Reid Residents Association president Marian Albury-Colless said the suburb was being sacrificed to solve Canberra's urban densification problem.
"We were given guarantees that there would be no dual occupancies as part of the Mr Fluffy arrangements," Ms Albury-Colless said.
"I don't see why somebody should be allowed to do that. I don't see why Reid should be a sacrificial lamb to be suddenly carved up for densification.
"This is not the right way to go about environmental planning."
The application is for a one-storey, two-residence development at 72 Coranderrk Street, Reid, which is inside the Reid heritage precinct, which bars dual occupancies.
When the planning directorate was contacted about the application's violation of zoning laws, a spokesman said any public submissions on the planning rules would be "carefully considered".
Public submissions on the application close Tuesday.
The architects, DNA Architects, were contacted for comment.
The house which once stood on the block was contaminated by Mr Fluffy asbestos and demolished in 2016, before the block was sold by the government in 2017 for $1.3 million.
It's understood the government purchased the block off the owners for $1.1 million as part of the buyback scheme. It had been purchased in 1997 for $290,000, according to online real estate data.
The block is 1300 square metres in a suburban RZ1 zone - typically low-density, low-rise zones - with dual occupancies permitted on RZ1 blocks over 800 square metres.
The application said the fact the block was above the 800-square-metre limit made it exempt from the ban, despite still being in a RZ1 zone.
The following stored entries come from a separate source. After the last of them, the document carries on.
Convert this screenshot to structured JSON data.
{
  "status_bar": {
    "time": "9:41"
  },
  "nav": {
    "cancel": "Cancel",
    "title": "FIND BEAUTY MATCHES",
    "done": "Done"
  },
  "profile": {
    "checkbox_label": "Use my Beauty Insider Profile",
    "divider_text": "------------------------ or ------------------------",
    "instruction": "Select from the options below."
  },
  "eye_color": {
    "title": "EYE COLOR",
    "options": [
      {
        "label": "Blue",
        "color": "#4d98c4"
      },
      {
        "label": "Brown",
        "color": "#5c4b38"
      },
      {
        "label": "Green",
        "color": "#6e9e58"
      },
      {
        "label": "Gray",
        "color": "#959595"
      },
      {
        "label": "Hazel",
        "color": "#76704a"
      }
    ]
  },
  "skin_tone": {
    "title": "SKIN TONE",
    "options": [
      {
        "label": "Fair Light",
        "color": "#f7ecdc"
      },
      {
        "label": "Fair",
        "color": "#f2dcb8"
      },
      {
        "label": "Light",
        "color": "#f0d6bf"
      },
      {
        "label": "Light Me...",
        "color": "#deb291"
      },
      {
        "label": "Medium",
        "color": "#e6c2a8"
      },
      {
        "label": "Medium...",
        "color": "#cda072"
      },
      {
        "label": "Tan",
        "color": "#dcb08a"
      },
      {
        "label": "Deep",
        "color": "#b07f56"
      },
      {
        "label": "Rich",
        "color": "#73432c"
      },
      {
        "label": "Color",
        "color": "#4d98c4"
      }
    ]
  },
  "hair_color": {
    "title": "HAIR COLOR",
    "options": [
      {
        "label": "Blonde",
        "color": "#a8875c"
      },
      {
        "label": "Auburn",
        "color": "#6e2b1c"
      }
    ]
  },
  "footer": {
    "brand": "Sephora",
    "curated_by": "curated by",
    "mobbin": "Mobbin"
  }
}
These houses can't be sold separately.
I don't see why Reid should be a sacrificial lamb to be suddenly carved up for densification.Marian Albury-Colless
But in 2015, the government changed zoning laws to allow dual occupancies on Fluffy-affected blocks to be sold separately.
However, heritage areas - like the Reid heritage precinct - were made exempt from this rule.
In their application, the architects point to their efforts to meet the heritage character of Reid, with their design imitating the cottage that once stood on the block, including the retention of the original hedge and letterboxes.
Each two-bedroom house would have a basement garage below, accessed by stairs leading up to each house.
Central courtyards planned for each home would help bring the development in line with soft-surface/hard-surface ratio rules on developments in the area, to ensure a set amount of green space.
Ms Albury-Colless said the development could set a precedent for further densification of Reid.
At a time when a loss of trees in Canberra was creating urban "heat islands", it was important to keep to Reid's heritage values which were based off its garden city principles, she said.
The heritage entry said the Garden City principles behind Reid's design were to create "healthy working and living environments" for workers.